New plan aims to entice cities to construct housing with NIS 60 million bait

To resolve housing crisis, government will reward 12 high-demand municipalities with cash for each apartment approved; project could add 30,000 new units in the next three years

Cranes working at sunset on a construction site in Jerusalem, September 1, 2021. (Nati Shohat/Flash90)
Cranes working at sunset on a construction site in Jerusalem, September 1, 2021. (Nati Shohat/Flash90)

Housing Minister Ze’ev Elkin is reportedly pushing a plan that would create tens of thousands of new housing units in the coming years by offering some cities millions of shekels as an incentive for approving construction projects.

The proposed plan is part of a government drive to rapidly increase the supply of apartments in the hopes of reducing prices and combating Israel’s spiraling housing crisis.

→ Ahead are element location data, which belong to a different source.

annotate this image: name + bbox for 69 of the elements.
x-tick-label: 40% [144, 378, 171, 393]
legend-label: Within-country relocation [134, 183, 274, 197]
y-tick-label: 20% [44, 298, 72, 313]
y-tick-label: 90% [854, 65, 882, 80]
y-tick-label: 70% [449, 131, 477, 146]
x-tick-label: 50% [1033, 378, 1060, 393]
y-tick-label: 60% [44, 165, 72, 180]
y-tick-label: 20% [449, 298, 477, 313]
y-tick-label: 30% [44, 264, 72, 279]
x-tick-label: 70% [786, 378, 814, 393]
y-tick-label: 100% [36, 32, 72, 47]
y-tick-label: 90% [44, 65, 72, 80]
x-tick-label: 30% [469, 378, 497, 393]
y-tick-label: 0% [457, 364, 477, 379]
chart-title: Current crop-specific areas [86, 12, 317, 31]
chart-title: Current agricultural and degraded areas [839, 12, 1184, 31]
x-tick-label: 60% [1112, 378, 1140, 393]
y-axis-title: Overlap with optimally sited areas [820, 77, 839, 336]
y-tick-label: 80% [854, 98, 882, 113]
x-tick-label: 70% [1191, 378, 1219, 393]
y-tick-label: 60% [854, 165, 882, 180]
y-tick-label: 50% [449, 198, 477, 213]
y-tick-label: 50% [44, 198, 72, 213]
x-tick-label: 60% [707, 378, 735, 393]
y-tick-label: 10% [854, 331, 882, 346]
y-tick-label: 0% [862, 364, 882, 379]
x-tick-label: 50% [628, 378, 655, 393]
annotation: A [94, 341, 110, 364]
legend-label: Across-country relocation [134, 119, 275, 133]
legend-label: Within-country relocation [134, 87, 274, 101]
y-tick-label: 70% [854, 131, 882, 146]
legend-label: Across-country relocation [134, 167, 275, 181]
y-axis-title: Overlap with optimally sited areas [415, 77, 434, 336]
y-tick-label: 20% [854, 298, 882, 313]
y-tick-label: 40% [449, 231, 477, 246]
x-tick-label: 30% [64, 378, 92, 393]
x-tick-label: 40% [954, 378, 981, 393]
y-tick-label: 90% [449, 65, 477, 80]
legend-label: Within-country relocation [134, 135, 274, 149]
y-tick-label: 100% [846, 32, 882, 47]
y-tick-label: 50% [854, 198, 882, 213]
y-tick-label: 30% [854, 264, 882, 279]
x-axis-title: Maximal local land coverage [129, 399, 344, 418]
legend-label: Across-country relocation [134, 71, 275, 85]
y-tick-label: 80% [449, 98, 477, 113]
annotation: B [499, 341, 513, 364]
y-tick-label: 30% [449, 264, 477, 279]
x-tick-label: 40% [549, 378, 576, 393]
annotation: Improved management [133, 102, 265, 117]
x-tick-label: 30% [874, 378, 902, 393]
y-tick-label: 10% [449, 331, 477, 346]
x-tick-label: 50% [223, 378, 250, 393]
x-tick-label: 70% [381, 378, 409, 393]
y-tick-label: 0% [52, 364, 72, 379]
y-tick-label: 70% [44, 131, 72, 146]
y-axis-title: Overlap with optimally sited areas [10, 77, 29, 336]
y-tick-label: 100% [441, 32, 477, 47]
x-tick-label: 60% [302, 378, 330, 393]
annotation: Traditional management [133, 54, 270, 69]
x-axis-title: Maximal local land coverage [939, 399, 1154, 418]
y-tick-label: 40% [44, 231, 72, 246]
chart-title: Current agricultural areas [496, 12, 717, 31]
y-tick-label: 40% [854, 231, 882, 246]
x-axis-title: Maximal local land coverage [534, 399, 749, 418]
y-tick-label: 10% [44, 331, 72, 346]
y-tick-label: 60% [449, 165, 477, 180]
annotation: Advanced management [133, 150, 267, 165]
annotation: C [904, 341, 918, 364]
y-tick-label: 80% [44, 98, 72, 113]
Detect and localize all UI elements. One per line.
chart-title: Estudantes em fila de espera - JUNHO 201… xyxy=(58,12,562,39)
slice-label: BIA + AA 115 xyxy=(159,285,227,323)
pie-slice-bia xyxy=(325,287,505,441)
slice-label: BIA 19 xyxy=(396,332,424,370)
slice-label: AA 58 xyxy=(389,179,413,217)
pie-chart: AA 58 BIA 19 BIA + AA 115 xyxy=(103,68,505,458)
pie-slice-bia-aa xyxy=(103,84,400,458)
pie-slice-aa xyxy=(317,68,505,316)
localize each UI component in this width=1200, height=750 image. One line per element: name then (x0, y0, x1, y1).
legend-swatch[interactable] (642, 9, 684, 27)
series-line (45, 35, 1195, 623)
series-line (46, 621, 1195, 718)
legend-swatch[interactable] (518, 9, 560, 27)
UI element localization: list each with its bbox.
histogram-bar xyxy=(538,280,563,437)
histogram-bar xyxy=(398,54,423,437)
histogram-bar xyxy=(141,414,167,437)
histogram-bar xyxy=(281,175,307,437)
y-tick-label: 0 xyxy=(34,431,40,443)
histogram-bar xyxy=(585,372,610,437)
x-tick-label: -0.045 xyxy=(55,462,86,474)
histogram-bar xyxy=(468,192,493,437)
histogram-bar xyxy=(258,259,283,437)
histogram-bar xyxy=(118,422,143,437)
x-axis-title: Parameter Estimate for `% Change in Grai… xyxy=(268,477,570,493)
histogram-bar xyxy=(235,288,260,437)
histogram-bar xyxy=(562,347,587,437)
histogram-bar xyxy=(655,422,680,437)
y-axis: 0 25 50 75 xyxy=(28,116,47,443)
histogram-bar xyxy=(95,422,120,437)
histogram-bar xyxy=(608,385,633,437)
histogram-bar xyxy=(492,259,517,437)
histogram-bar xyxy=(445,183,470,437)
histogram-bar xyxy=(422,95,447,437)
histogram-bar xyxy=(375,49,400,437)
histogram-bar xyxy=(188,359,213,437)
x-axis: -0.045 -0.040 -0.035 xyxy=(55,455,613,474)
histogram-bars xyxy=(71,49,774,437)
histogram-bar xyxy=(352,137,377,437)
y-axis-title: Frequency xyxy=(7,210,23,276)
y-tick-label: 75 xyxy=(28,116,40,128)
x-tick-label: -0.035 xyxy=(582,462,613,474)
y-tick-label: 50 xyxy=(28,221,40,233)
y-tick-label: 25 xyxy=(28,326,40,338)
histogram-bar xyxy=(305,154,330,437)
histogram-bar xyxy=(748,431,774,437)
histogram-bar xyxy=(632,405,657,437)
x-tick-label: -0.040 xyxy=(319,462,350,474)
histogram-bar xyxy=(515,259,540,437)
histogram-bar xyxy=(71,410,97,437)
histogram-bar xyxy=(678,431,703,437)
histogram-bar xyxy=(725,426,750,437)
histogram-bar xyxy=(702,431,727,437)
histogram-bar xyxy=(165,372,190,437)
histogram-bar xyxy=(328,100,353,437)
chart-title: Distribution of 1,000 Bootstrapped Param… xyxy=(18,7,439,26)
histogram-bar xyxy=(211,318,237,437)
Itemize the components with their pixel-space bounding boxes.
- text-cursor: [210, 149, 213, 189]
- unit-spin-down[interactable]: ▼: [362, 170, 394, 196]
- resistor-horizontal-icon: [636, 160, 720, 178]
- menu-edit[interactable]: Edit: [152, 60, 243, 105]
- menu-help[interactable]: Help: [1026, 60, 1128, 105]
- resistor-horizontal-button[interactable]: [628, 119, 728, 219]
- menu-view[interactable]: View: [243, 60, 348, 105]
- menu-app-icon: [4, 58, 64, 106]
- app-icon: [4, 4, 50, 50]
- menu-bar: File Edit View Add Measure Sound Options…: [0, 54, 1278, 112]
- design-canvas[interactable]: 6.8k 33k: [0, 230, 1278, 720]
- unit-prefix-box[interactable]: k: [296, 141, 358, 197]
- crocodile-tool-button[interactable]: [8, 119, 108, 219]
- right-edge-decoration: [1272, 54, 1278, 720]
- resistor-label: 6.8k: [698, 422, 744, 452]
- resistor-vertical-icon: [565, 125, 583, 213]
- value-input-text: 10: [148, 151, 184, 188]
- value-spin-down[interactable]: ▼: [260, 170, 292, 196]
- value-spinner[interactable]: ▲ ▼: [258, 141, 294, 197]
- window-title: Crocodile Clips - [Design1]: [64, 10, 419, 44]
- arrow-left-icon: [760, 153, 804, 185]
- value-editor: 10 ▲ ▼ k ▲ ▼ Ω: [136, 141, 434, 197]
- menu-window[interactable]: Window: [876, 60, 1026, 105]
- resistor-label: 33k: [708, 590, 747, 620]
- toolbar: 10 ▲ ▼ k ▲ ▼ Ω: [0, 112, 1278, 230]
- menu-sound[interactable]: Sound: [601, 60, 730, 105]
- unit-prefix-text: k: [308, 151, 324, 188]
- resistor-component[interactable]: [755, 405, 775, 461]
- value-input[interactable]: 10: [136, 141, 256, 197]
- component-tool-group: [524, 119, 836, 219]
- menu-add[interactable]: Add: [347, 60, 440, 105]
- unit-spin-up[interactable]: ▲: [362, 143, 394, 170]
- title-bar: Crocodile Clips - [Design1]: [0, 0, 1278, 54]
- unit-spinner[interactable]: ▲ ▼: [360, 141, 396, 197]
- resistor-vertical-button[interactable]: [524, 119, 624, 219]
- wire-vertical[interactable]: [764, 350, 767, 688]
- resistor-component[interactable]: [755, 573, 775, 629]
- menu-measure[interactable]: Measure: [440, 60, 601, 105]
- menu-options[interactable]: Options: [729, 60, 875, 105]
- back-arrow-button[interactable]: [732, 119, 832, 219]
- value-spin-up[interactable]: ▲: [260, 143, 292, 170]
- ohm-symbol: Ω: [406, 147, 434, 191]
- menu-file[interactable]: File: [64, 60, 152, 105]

Under the terms of the plan, as reported Sunday by Channel 12 news, for every apartment granted approval, a city will receive NIS 25,000-30,000 ($7,800-$9,400) from the government. To qualify, participating municipalities must approve at least 2,500 new apartments over the next two years, which would earn them up to NIS 62.5 million ($19.6 million) to invest in roads, schools, parks, infrastructure, water and sewage.

The budget for the plan is expected to reach NIS 440 million, according to the report, which did not say when the plan will be launched.

The 12 cities addressed by the plan are Jerusalem, Lod, Bat Yam, Kiryat Ono, Haifa, Netanya, Givatayim, Ramat Gan, Ashdod, Beit Shemesh, Hadera, and Kiryat Yam, the report said.

If all of the cities meet the minimum requirements, the plan would add some 30,000 new apartments in the next three years.

“Today we are in practice removing the most significant barrier to promoting urban renewal in the big cities in Israel,” Elkin said.

He said the plan had the potential to generate “tens of thousands” of permits for housing units in the coming years.

“This will allow us to change the old neighborhoods in these cities and put very many apartments in the market,” Elkin said.

Housing Minister Ze’ev Elkin speaks during a press conference, presenting new reform on housing, at the Finance Ministry, Jerusalem, October 31, 2021. (Yonatan Sindel/Flash90)

The plan hopes to overcome reluctance by municipalities to pursue urban renewal projects that are not always financially beneficial, as the gains from new housing are offset by the rising cost of maintaining services for larger populations, the station said.

Figures from the Urban Renewal Authority show that in 2019 Haifa only granted 1,685 new housing permits, Ramat Gan 800, Ramat Hasharon 580 and Bat Yam 550.

In October the government announced an ambitious housing plan for 2022-2025 to address the crisis.

The plan — put together by the Finance Ministry, Housing and Construction Ministry, and Interior Ministry — consists of setting a number of planning and development goals for the government.

A joint statement at the time from the involved ministries said the planned moves would cut through the bureaucracy and overhaul Israel’s real estate landscape, and rapidly lower prices.

The plan set a target of 280,000 home construction starts over the next four years, significantly more than in recent years; advancing plans for 500,000 more housing units; publishing tenders for 300,000 homes on state-owned land; and having 180,000 successful such tenders.

Reforms aimed at helping to reach those goals include reducing bureaucracy in general, particularly for unique housing projects — such as ones that aim to demolish old buildings to rebuild new ones in their place — and projects that convert offices to residences.

View of a construction site in the central Israeli town of Beit Shemesh on September 5, 2021. (Nati Shohat/Flash90)

The cost of buying a home has been skyrocketing in Israel in recent years.

During mass protests in July 2011 over the rising housing expenses, the average price for a four-room (three-bedroom) family apartment in Israel stood at approximately NIS 1,450,000 ($450,000 per the current dollar-shekel rates, and about $402,777 in late 2011 when the average rate was 3.6) — and was considered high at the time.

By June 2021, the average cost of a four-room apartment in Israel was roughly NIS 2,200,000 ($682,608), according to quarterly and annual research by the Alrov Institute for Real Estate Research at Tel Aviv University’s Coller School of Management.

A 2016 study found that 30% of annual home purchases were made for investment. Whereas in 2008 only 2% of Israelis owned two or more homes, now that figure is 10.5%, and among those in the top income decile, it’s some 35%.

People looking to buy an apartment must come up with roughly NIS 840,000 ($261,140) in personal equity, according to a separate study for the second quarter of 2021, up from NIS 760,000 ($236,269) in the year’s first quarter. This sum includes a down payment of at least 25% according to Bank of Israel rules, closing expenses, taxes, lawyer fees, and other surrounding costs.

Ricky Ben-David contributed to this report.